User Defined Functions

Functions are designed to be reusable and modular.

👍 Rule of Thumb: if you written the same code more than twice, consider writing a function

Here’s the general syntax for creating your own function:

functionName <- function(parameters) {
  
  code to execute on pararmeters
  
}

The same naming rules for variables apply to functions

E.g. create a function that counts the number of unique elements in a vector:

lu <- function(x){
  length(unique(x))
}
names <- c("sara", "sara", "sara", "peter", "peter", "irene")
lu(names)

[1] 3

Creating vectors using `seq()`

A common way to make vectors is to use the seq() function:

seq(from, to, by=, ...) # default

The first argument this function is expecting is from, the starting value of the sequence.
The second argument is to, the ending value of the sequence
The third argument is by which sets the increment of the sequence.
... indicates that there are alternative arguments that may be passed to this function. These are described in the Arguments section of the help file which can access using ?seq

`seq()` Examples

If you arrange your arguments in the order R expects, you do not need to specify the argument name.
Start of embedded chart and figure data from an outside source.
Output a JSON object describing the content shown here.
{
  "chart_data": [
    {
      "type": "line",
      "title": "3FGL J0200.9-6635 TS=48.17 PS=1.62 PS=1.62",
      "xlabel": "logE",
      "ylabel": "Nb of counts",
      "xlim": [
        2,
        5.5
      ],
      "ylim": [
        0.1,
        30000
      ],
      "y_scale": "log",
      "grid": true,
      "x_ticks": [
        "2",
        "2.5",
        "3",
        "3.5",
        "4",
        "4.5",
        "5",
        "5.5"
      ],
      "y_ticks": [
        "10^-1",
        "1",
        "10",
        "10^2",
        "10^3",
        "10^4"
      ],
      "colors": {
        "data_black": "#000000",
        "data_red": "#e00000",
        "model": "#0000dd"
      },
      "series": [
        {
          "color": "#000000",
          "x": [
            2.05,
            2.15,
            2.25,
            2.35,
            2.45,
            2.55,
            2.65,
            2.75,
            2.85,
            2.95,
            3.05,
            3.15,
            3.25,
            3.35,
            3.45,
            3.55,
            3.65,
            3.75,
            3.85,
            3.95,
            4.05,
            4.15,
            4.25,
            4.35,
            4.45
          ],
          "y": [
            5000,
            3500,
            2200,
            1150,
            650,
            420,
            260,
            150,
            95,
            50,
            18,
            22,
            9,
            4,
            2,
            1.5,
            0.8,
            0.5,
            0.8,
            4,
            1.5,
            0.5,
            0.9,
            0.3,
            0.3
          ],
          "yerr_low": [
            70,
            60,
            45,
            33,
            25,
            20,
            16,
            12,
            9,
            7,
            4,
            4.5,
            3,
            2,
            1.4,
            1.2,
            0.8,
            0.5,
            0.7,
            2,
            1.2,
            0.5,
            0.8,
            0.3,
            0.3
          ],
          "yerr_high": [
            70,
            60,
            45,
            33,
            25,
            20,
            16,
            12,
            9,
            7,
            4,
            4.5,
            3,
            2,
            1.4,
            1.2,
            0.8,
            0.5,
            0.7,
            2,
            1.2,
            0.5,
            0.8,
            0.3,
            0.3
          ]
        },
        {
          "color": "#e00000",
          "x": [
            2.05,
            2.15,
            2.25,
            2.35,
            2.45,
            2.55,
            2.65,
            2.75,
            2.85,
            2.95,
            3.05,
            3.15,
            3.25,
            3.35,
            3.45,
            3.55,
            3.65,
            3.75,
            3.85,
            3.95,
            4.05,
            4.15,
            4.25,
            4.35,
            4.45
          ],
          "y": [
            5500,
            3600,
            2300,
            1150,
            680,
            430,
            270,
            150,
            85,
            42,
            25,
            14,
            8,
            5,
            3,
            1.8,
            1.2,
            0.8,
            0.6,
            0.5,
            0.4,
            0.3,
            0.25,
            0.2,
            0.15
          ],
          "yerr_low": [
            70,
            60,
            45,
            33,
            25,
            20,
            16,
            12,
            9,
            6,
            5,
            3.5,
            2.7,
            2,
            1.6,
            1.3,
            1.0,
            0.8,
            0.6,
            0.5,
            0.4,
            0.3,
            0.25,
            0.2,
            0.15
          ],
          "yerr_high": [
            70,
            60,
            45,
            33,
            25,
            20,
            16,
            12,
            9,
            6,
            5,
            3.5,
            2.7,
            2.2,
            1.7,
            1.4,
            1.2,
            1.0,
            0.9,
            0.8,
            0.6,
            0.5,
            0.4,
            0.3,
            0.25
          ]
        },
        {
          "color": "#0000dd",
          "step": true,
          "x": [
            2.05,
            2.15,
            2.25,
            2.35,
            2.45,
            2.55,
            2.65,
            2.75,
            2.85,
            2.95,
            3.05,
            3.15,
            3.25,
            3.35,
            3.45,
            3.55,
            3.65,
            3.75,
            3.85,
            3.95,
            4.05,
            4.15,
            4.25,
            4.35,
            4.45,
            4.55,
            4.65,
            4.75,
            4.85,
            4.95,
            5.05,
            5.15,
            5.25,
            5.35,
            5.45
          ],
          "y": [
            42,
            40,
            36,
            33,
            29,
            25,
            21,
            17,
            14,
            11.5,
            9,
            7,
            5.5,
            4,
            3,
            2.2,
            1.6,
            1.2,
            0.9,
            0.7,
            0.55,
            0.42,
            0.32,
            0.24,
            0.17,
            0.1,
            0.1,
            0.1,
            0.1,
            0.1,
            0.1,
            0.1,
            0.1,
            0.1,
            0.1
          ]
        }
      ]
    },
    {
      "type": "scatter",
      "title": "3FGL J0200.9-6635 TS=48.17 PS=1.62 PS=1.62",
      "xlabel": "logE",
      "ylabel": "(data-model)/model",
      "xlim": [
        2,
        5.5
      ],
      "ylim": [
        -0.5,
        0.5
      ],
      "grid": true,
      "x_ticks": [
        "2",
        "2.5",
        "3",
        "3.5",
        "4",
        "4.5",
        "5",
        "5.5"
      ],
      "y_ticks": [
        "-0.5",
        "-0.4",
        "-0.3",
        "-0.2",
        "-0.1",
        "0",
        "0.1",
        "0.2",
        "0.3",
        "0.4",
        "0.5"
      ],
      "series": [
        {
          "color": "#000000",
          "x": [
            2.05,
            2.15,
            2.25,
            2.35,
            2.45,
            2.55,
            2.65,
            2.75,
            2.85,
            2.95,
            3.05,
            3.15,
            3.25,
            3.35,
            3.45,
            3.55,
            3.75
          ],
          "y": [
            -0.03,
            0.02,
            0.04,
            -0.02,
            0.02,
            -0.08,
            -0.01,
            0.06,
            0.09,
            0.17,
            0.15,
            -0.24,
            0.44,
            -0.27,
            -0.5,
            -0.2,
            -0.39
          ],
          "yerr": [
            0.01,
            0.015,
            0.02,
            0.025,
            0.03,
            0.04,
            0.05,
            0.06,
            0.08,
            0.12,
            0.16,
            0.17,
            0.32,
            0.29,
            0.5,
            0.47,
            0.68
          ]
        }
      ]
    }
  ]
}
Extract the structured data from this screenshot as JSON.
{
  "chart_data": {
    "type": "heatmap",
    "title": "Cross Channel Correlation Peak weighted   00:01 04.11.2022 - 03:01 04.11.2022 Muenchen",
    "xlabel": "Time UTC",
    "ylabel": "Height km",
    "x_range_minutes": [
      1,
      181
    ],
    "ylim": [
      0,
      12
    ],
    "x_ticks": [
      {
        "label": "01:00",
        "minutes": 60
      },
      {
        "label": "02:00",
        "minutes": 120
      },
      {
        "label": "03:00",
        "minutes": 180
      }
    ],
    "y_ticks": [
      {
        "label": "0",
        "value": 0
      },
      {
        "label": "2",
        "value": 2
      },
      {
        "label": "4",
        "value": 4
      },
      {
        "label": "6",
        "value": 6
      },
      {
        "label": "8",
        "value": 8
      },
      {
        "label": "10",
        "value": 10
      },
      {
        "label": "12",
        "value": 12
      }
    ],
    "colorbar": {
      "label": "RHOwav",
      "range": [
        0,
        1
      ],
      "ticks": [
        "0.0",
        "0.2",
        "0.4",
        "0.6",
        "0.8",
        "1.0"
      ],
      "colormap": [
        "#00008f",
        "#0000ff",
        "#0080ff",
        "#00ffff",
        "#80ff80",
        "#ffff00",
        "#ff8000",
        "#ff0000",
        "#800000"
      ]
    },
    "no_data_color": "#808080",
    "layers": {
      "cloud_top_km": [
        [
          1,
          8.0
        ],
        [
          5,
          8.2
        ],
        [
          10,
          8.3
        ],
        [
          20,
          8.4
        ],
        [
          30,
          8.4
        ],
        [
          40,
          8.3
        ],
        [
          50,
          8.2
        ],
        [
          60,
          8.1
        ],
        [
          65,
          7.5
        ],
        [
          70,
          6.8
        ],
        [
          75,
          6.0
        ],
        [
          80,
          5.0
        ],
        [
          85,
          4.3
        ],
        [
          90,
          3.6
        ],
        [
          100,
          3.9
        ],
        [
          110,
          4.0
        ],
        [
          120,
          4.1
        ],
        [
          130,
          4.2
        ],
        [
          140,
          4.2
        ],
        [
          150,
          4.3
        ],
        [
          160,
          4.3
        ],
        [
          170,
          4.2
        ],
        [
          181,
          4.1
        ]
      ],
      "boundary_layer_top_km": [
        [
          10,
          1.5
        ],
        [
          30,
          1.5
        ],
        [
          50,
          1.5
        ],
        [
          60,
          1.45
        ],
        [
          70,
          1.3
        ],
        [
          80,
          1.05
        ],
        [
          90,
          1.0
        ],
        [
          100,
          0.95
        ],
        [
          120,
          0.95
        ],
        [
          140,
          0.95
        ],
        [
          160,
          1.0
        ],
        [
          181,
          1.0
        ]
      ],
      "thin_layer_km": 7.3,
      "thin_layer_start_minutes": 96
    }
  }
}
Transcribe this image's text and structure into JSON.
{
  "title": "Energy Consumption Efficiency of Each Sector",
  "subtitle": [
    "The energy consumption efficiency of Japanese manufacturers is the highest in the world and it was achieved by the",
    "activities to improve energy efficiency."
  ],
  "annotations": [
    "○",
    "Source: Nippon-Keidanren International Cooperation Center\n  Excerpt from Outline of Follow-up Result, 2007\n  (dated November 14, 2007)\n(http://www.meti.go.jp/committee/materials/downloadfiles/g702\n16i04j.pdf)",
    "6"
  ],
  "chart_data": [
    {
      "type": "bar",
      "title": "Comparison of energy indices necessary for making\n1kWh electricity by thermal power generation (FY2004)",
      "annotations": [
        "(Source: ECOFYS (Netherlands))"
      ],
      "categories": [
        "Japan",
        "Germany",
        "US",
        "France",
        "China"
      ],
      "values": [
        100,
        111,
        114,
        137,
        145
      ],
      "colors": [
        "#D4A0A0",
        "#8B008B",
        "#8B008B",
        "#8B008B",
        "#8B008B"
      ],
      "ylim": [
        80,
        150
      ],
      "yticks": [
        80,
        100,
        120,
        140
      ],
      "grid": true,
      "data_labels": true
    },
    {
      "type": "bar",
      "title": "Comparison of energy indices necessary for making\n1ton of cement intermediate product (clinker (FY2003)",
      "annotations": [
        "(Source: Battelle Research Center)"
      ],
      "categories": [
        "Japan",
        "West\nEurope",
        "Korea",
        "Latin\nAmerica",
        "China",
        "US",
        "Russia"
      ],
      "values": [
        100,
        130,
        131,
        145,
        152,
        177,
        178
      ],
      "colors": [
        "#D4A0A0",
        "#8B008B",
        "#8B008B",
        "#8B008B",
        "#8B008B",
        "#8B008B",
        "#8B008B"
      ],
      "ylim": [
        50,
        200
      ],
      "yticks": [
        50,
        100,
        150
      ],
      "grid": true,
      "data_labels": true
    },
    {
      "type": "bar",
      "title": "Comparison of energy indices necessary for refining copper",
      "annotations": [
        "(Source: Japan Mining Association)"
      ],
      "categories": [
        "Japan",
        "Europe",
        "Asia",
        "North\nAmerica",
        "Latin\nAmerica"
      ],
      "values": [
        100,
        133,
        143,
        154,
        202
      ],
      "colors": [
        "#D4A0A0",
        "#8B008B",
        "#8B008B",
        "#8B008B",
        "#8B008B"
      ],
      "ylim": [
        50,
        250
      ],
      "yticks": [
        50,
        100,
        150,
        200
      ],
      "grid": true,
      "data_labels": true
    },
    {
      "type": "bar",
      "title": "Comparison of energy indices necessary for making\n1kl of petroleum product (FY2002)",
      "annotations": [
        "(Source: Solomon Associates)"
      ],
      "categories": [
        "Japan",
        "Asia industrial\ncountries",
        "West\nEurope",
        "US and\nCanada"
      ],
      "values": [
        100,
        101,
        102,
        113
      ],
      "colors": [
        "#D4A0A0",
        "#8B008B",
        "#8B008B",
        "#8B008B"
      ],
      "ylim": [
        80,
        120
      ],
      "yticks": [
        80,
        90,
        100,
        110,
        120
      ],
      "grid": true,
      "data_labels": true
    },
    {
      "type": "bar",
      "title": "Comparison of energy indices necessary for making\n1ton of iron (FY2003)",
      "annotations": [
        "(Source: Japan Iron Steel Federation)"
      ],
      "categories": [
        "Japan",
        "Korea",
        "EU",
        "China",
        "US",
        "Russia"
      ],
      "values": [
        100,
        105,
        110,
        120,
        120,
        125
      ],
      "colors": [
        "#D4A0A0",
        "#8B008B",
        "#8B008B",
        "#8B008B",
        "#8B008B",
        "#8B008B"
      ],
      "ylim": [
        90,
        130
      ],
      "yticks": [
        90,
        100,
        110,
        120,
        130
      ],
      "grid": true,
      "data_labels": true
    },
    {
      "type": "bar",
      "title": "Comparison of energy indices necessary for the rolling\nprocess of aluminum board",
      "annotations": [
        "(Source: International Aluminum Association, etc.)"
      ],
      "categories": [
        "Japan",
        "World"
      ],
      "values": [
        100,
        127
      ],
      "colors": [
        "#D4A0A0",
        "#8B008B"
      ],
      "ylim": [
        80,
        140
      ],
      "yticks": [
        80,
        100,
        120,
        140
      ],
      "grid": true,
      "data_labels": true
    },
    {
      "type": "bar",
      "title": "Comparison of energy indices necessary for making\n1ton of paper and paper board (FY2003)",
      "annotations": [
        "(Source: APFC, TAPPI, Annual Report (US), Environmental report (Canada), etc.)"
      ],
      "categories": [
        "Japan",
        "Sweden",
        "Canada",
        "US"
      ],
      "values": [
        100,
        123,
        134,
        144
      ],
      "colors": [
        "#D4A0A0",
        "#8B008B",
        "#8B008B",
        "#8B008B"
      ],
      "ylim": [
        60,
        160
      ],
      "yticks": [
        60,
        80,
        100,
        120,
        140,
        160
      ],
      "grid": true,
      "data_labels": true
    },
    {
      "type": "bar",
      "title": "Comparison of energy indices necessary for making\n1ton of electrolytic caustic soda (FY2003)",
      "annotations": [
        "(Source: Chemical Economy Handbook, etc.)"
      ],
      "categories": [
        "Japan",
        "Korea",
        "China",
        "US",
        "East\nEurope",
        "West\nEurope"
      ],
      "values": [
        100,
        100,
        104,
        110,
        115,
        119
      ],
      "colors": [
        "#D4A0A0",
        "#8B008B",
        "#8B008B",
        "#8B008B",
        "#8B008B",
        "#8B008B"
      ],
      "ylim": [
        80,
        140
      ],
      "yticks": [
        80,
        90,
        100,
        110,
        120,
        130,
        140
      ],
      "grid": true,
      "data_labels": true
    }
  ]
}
seq(from = 1, to = 9, by = 2)     # same as
seq(1, 9, 2)                      # [1] 1 3 5 7 9

If you rearange them or utilize alternative (non-default) arguments you need to explicitly provide the argument name.

seq(0, 50, length.out = 11)  # NOT the same as

 [1]  0  5 10 15 20 25 30 35 40 45 50

seq(0, 50, 11) # same as seq(0, 50, by = 11)

[1]  0 11 22 33 44

Creating vectors using `rep()`

A common way to make vectors is to use the rep() which replicates the values in x

rep(x, ...) # see documentation for what can be used in ...

times an integer-valued vector giving the (non-negative) number of times to repeat each element if of length length(x), or to repeat the whole vector if of length 1.
length.out non-negative integer. The desired length of the output vector.
each non-negative integer. Each element of x is repeated each times.

`rep()` Examples

Some useful examples from the help file:

rep(1:4, 2)

[1] 1 2 3 4 1 2 3 4

rep(1:4, each = 2)

[1] 1 1 2 2 3 3 4 4

rep(1:4, c(2,1,2,1))

[1] 1 1 2 3 3 4

💡 Don’t overlook the Examples at the end of a help file. Sometimes they are more useful than the descriptions.

Vector Functions

There are a number of useful functions you can apply to vectors. Just a few examples:

vec <- c(3,4,-9,5.5,5.5,10)
log(vec) # performs element-wise calculations

[1] 1.098612 1.386294      NaN 1.704748 1.704748 2.302585

log(abs(vec)) # abs for absolute values

[1] 1.098612 1.386294 2.197225 1.704748 1.704748 2.302585

summary(vec)

   Min. 1st Qu.  Median    Mean 3rd Qu.    Max. 
 -9.000   3.250   4.750   3.167   5.500  10.000

unique(vec)

[1]  3.0  4.0 -9.0  5.5 10.0

var(vec) 
sd(vec)
mean(vec)
sum(vec^2)

[1] 41.26667
[1] 6.423914
[1] 3.166667
[1] 266.5

Importing Packages

Part of R’s popularity is due to its rich collection of packages.
A package is a collection of functions, data sets, and documentation bundled together into a single unit.
To use an R package, you first need to install it using install.packages()
Load it into your R session using library()

# Install the ggplot2 package (only needed once)
install.packages("ggplot2")

# Load the ggplot2 package into the current R session
library(ggplot2)